One Life (2023, dir. James Hawes)

by | Jan 3, 2024

Certificate: 12A

Running Time: 110 mins

UK Distributor: Warner Bros

UK Release Date: 1 January 2024


Anthony Hopkins, Johnny Flynn, Lena Olin, Romola Garai, Alex Sharp, Jonathan Pryce, Helena Bonham Carter, Samantha Spiro, Ziggy Heath


James Hawes (director), Lucinda Coxon and Nick Drake (writers), Iain Canning, Guy Heeley, Joanna Laurie and Emile Sherman (producers), Volker Bertelmann (composer), Zac Nicholson (cinematographer), Lucia Zucchetti (editor)


Nicholas Winton (Hopkins), who saved numerous children during the war, receives an unexpected surprise…

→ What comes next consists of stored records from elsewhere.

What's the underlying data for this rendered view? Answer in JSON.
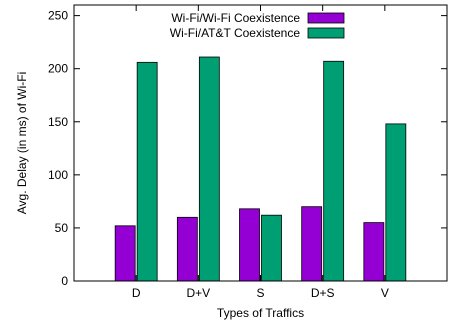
{
  "chart_data": {
    "type": "bar",
    "xlabel": "Types of Traffics",
    "ylabel": "Avg. Delay (in ms) of  Wi-Fi",
    "categories": [
      "D",
      "D+V",
      "S",
      "D+S",
      "V"
    ],
    "ylim": [
      0,
      260
    ],
    "yticks": [
      0,
      50,
      100,
      150,
      200,
      250
    ],
    "grid": false,
    "legend_position": "top-right",
    "series": [
      {
        "name": "Wi-Fi/Wi-Fi Coexistence",
        "color": "#9400d3",
        "values": [
          52,
          60,
          68,
          70,
          55
        ]
      },
      {
        "name": "Wi-Fi/AT&T Coexistence",
        "color": "#009e73",
        "values": [
          206,
          211,
          62,
          207,
          148
        ]
      }
    ]
  }
}
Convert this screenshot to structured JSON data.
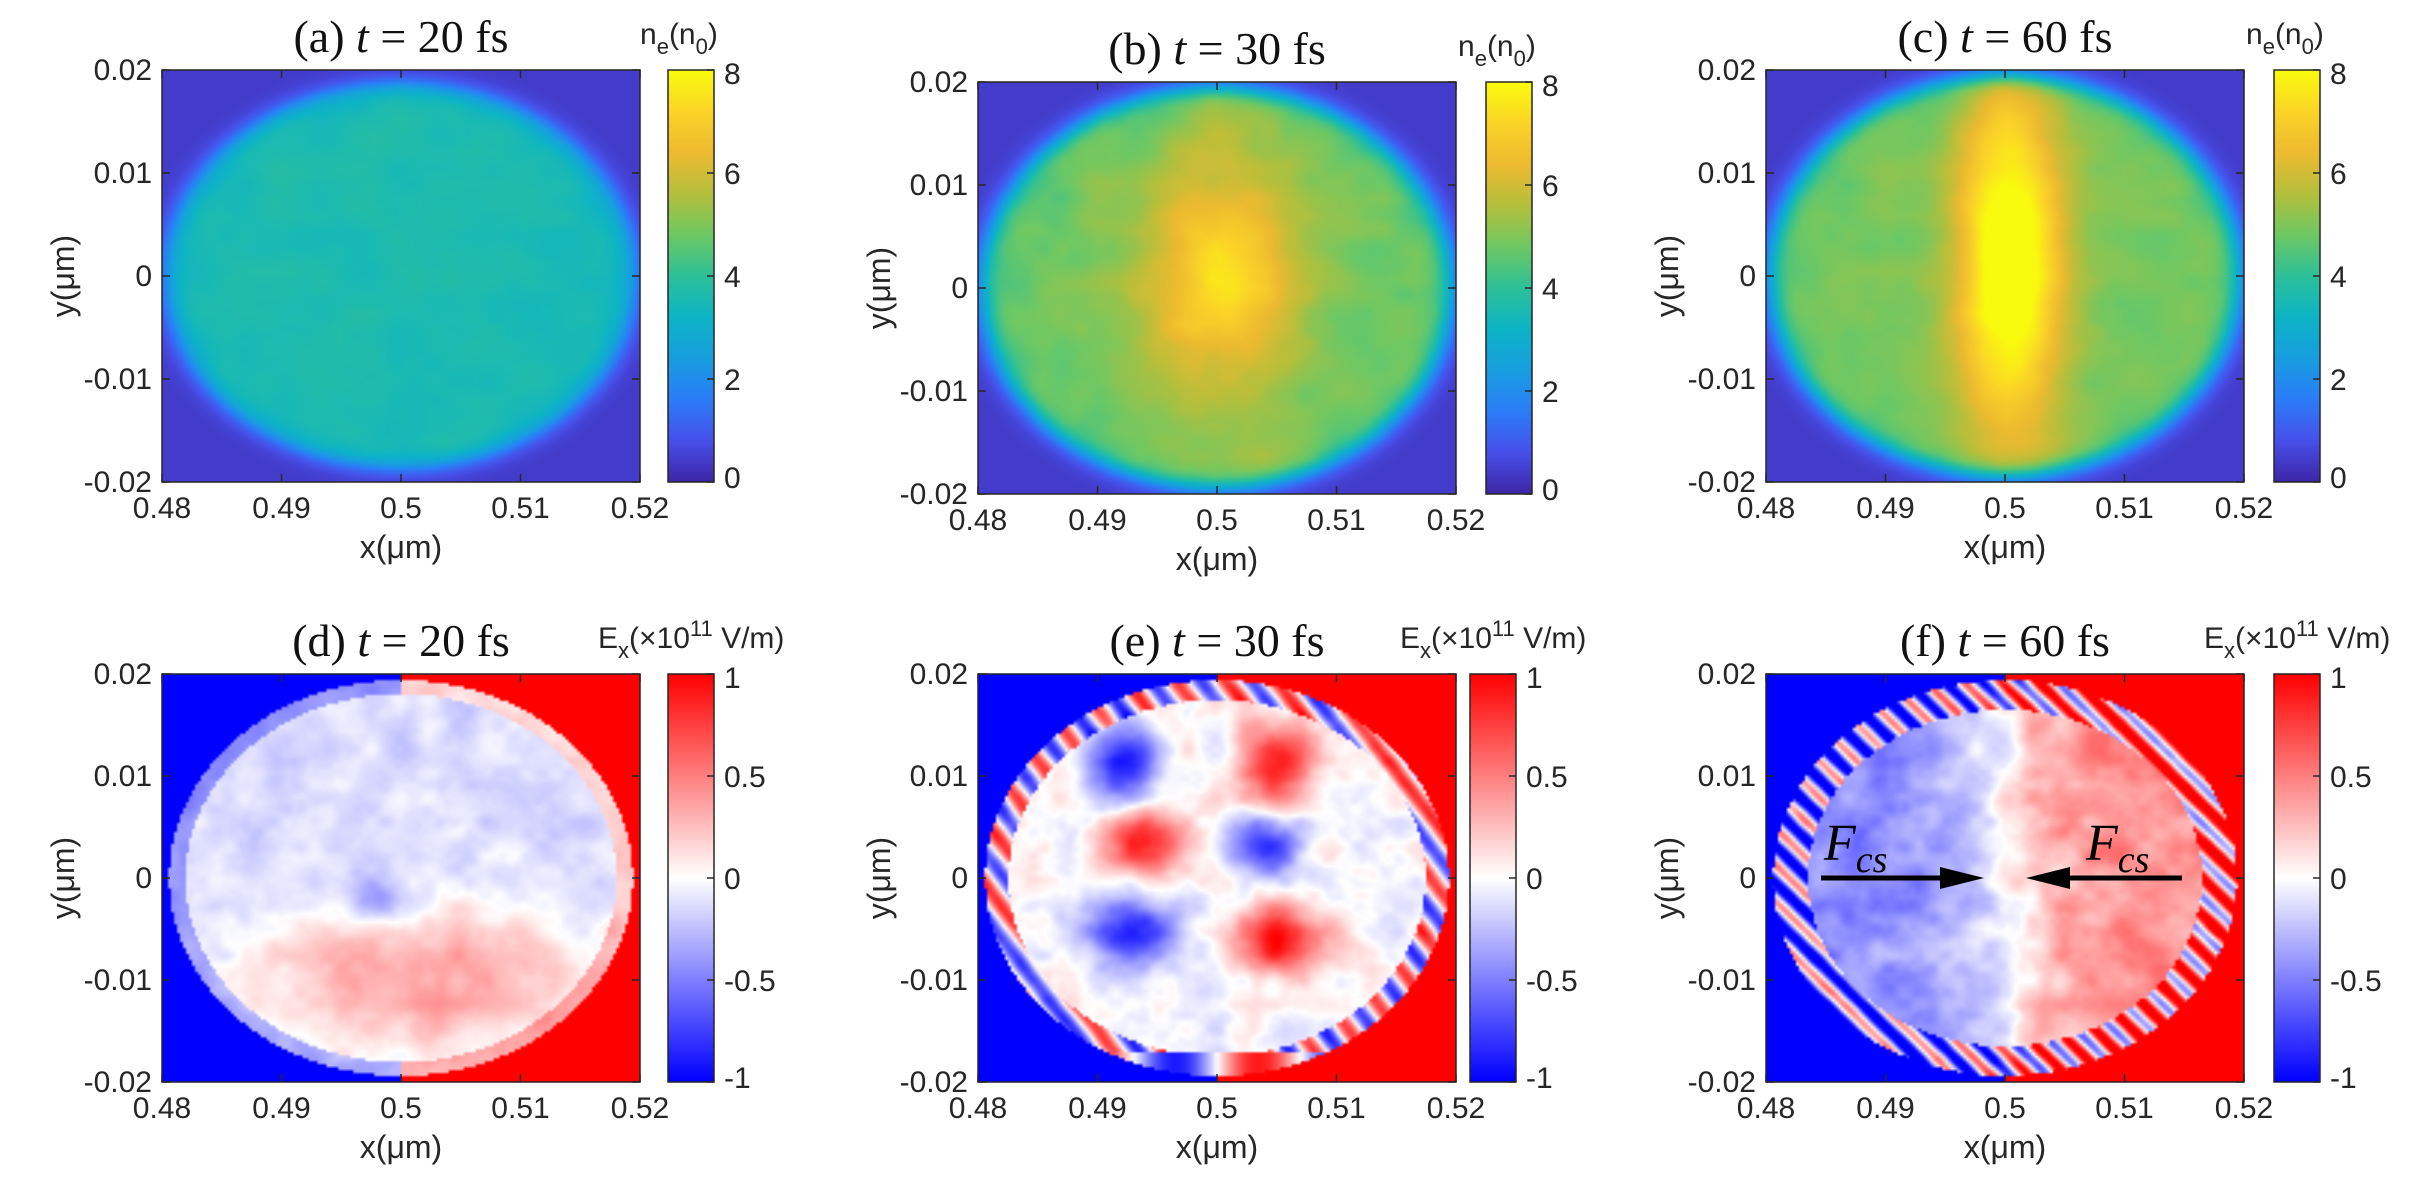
{
  "figure": {
    "panels": [
      {
        "label": "(a)",
        "time_text": "t = 20 fs",
        "quantity": "ne",
        "colormap": "parula",
        "pattern": "ne20",
        "cbar_label": {
          "base": "n",
          "sub": "e",
          "rest": "(n",
          "sub2": "0",
          "end": ")"
        },
        "cbar_ticks": [
          "0",
          "2",
          "4",
          "6",
          "8"
        ],
        "cbar_range": [
          0,
          8
        ]
      },
      {
        "label": "(b)",
        "time_text": "t = 30 fs",
        "quantity": "ne",
        "colormap": "parula",
        "pattern": "ne30",
        "cbar_label": {
          "base": "n",
          "sub": "e",
          "rest": "(n",
          "sub2": "0",
          "end": ")"
        },
        "cbar_ticks": [
          "0",
          "2",
          "4",
          "6",
          "8"
        ],
        "cbar_range": [
          0,
          8
        ]
      },
      {
        "label": "(c)",
        "time_text": "t = 60 fs",
        "quantity": "ne",
        "colormap": "parula",
        "pattern": "ne60",
        "cbar_label": {
          "base": "n",
          "sub": "e",
          "rest": "(n",
          "sub2": "0",
          "end": ")"
        },
        "cbar_ticks": [
          "0",
          "2",
          "4",
          "6",
          "8"
        ],
        "cbar_range": [
          0,
          8
        ]
      },
      {
        "label": "(d)",
        "time_text": "t = 20 fs",
        "quantity": "Ex",
        "colormap": "bwr",
        "pattern": "ex20",
        "cbar_label": {
          "base": "E",
          "sub": "x",
          "rest": "(×10",
          "sup": "11",
          "end": " V/m)"
        },
        "cbar_ticks": [
          "-1",
          "-0.5",
          "0",
          "0.5",
          "1"
        ],
        "cbar_range": [
          -1,
          1
        ]
      },
      {
        "label": "(e)",
        "time_text": "t = 30 fs",
        "quantity": "Ex",
        "colormap": "bwr",
        "pattern": "ex30",
        "cbar_label": {
          "base": "E",
          "sub": "x",
          "rest": "(×10",
          "sup": "11",
          "end": " V/m)"
        },
        "cbar_ticks": [
          "-1",
          "-0.5",
          "0",
          "0.5",
          "1"
        ],
        "cbar_range": [
          -1,
          1
        ]
      },
      {
        "label": "(f)",
        "time_text": "t = 60 fs",
        "quantity": "Ex",
        "colormap": "bwr",
        "pattern": "ex60",
        "cbar_label": {
          "base": "E",
          "sub": "x",
          "rest": "(×10",
          "sup": "11",
          "end": " V/m)"
        },
        "cbar_ticks": [
          "-1",
          "-0.5",
          "0",
          "0.5",
          "1"
        ],
        "cbar_range": [
          -1,
          1
        ],
        "annotations": [
          {
            "text": "F",
            "sub": "cs",
            "arrow": "right"
          },
          {
            "text": "F",
            "sub": "cs",
            "arrow": "left"
          }
        ]
      }
    ],
    "axes": {
      "xlabel": "x(μm)",
      "ylabel": "y(μm)",
      "xticks": [
        "0.48",
        "0.49",
        "0.5",
        "0.51",
        "0.52"
      ],
      "yticks": [
        "0.02",
        "0.01",
        "0",
        "-0.01",
        "-0.02"
      ]
    }
  },
  "chart_data": [
    {
      "type": "heatmap",
      "title": "(a) t = 20 fs",
      "xlabel": "x(μm)",
      "ylabel": "y(μm)",
      "xlim": [
        0.48,
        0.52
      ],
      "ylim": [
        -0.02,
        0.02
      ],
      "colorbar": "ne(n0)",
      "clim": [
        0,
        8
      ],
      "description_values": {
        "background": 0.5,
        "disk_mean": 3.5
      }
    },
    {
      "type": "heatmap",
      "title": "(b) t = 30 fs",
      "xlabel": "x(μm)",
      "ylabel": "y(μm)",
      "xlim": [
        0.48,
        0.52
      ],
      "ylim": [
        -0.02,
        0.02
      ],
      "colorbar": "ne(n0)",
      "clim": [
        0,
        8
      ],
      "description_values": {
        "background": 0.5,
        "disk_mean": 5,
        "center_peak": 6.5
      }
    },
    {
      "type": "heatmap",
      "title": "(c) t = 60 fs",
      "xlabel": "x(μm)",
      "ylabel": "y(μm)",
      "xlim": [
        0.48,
        0.52
      ],
      "ylim": [
        -0.02,
        0.02
      ],
      "colorbar": "ne(n0)",
      "clim": [
        0,
        8
      ],
      "description_values": {
        "background": 0.5,
        "disk_mean": 5,
        "center_band_peak": 8
      }
    },
    {
      "type": "heatmap",
      "title": "(d) t = 20 fs",
      "xlabel": "x(μm)",
      "ylabel": "y(μm)",
      "xlim": [
        0.48,
        0.52
      ],
      "ylim": [
        -0.02,
        0.02
      ],
      "colorbar": "Ex(×10^11 V/m)",
      "clim": [
        -1,
        1
      ]
    },
    {
      "type": "heatmap",
      "title": "(e) t = 30 fs",
      "xlabel": "x(μm)",
      "ylabel": "y(μm)",
      "xlim": [
        0.48,
        0.52
      ],
      "ylim": [
        -0.02,
        0.02
      ],
      "colorbar": "Ex(×10^11 V/m)",
      "clim": [
        -1,
        1
      ]
    },
    {
      "type": "heatmap",
      "title": "(f) t = 60 fs",
      "xlabel": "x(μm)",
      "ylabel": "y(μm)",
      "xlim": [
        0.48,
        0.52
      ],
      "ylim": [
        -0.02,
        0.02
      ],
      "colorbar": "Ex(×10^11 V/m)",
      "clim": [
        -1,
        1
      ]
    }
  ]
}
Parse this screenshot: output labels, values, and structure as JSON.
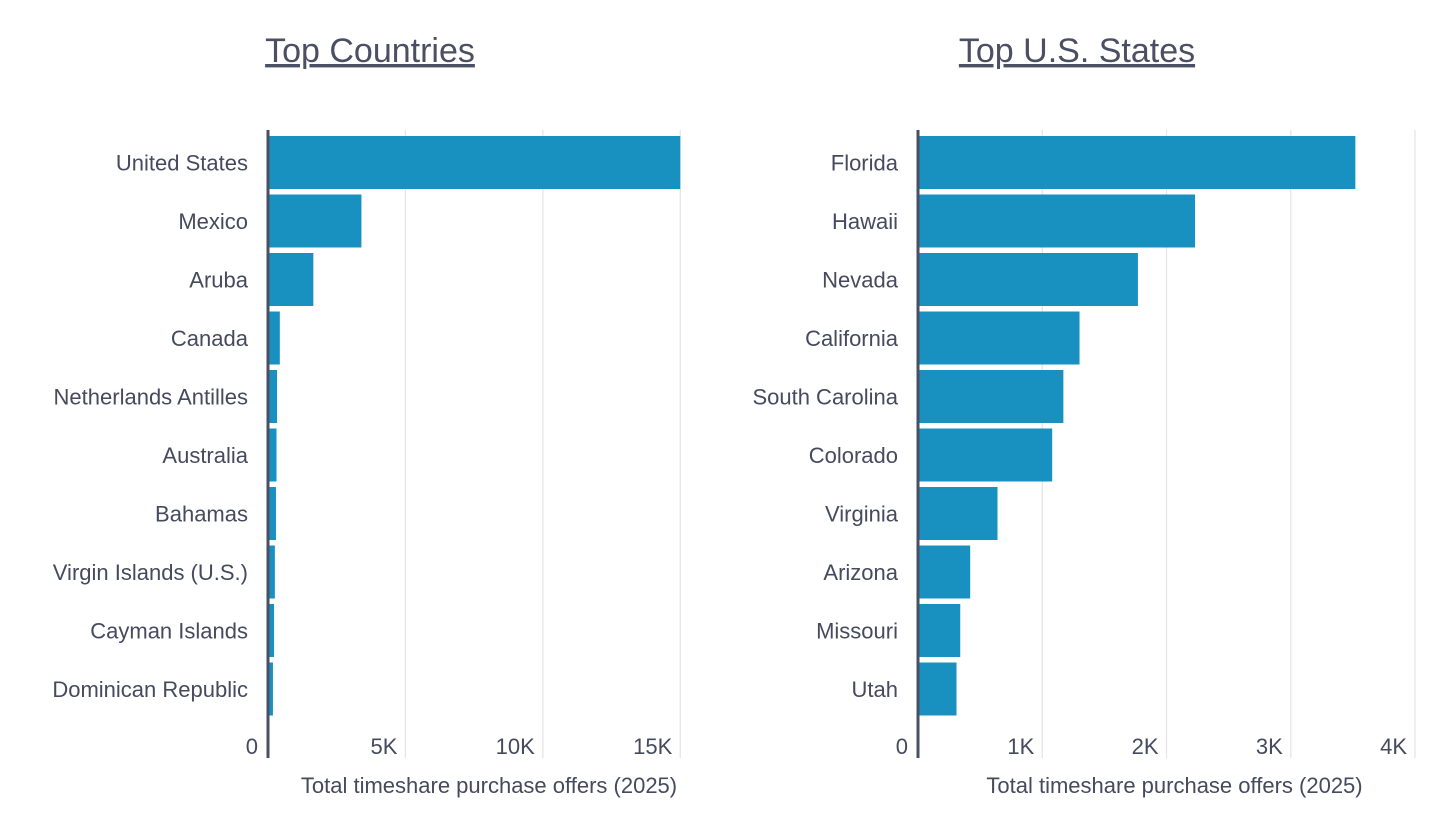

[This is a slightly re-edited version of our review for One Life from its showing at the BFI London Film Festvial]

At some point during a few of your doom-scrolls on YouTube and Facebook – don’t deny it, we’ve all done that at least once in our lives – it’s likely that you’ve come across a few videos with clickbait titles like “This is the most moving thing ever” or “Watch this beautiful moment of live television”, all depicting the same event. On a 1988 episode of consumer affairs programme That’s Life!, an elderly audience member by the name of Nicholas Winton was revealed to have been a key figure in early-war heroics that resulted in the relocation of hundreds of vulnerable children in Central Europe, leading to a few further on-air surprises that more than earn those clickbait-y titles.

Winton’s incredible story is finally relayed in movie form with One Life, a moving and handsomely told biopic that will easily win over audiences, even when it doesn’t always escape its conventional trappings.

The film goes back and forth between two different parts of Winton’s life: first when, as a young man in 1930s Britain, Winton (Johnny Flynn) dedicates himself to arranging the safe passage of young Jewish children from Czechoslovakia following the Nazi’s annexation of the Sudetenland; and second decades later when Winton (Anthony Hopkins) goes through his old records during a tidy of his study, and decides to find somewhere that they can be best put to use, which eventually leads to that fateful television episode of That’s Life! where he receives the most pleasant of surprises.

The feature debut of director James Hawes, who had previously been behind episodes of Black Mirror, Doctor Who and Slow Horses among other television work, One Life certainly follows a familiar pattern when it comes to this kind of biopic. You get a lot of standard scenes where the central figure goes from one showstopping monologue straight into another (whether it’s in a different timeline or not), with many of Winton’s wartime heroics somewhat watered down to make the film’s narrative flow a bit smoother, and certain supporting characters – namely Helena Bonham Carter as Winton’s German-born mother, who assists her son on his noble mission – providing light comic relief every now and then to offset the heavier emotional moments. The script, credited to Lucinda Coxon and Nick Drake, goes through many of the expected motions also found within similar biopics about historical figures, and sticks safely to that pattern without much deviation, which in a way does make it feel less profound than a story like this truly deserves.

However, when it does manage to overcome some of its familiarity, One Life works rather well to show how much this singular event clearly meant to this person, and how despite the good it did for so many people he never really took credit for his actions until he was unearthed on live television. The strand featuring Anthony Hopkins as Nicholas Winton is the stronger of the two, not just because Hopkins delivers a truly sublime performance – though Johnny Flynn does very good work here as well – but also because you really do feel this weight of guilt and uncertainty overshadowing him as he reminisces back to his defining moments. Both the script and Hawes’ direction manage to focus tightly on his inner struggle without wholly lionising him, which it is much more on the verge of doing during the Flynn-led strand.

It goes without saying that the best moments in the film are during the taping of those legendary That’s Life! episodes which, if you’ve seen those online videos, you’ll already know how emotional they ended up being for everyone involved, but in these re-enactments, they really do leave you in a way where you’re undoubtedly choked up whilst watching them play out. The direction, writing, editing, musical score, and certainly the acting all harmoniously work to deliver the right mood for these powerful scenes, and they land rather beautifully without overdoing the melodrama, and giving this main figure the kind of treatment that his heroic actions absolutely call for.

If the script had taken a few more chances with the real-life story it’s been tasked with telling, One Life could easily have been one of those films that would be fondly remembered as one of the great British war dramas. As is, it’s pleasant viewing with moments of brilliance, but its conventional trappings are a tricky pit to crawl out of, rendering it perfectly watchable but far from fresh and sadly not quite as profound as the real-life exploits of Nicholas Winton, as previously seen in those clickbait videos, should be portrayed.


One Life is a handsomely told and well-acted account of the wartime heroics of Nicholas Winton, and his televised surprises later in life which are effectively recreated, though the script sticks too closely to safe biopic conventions for it to land quite as well as it ought to.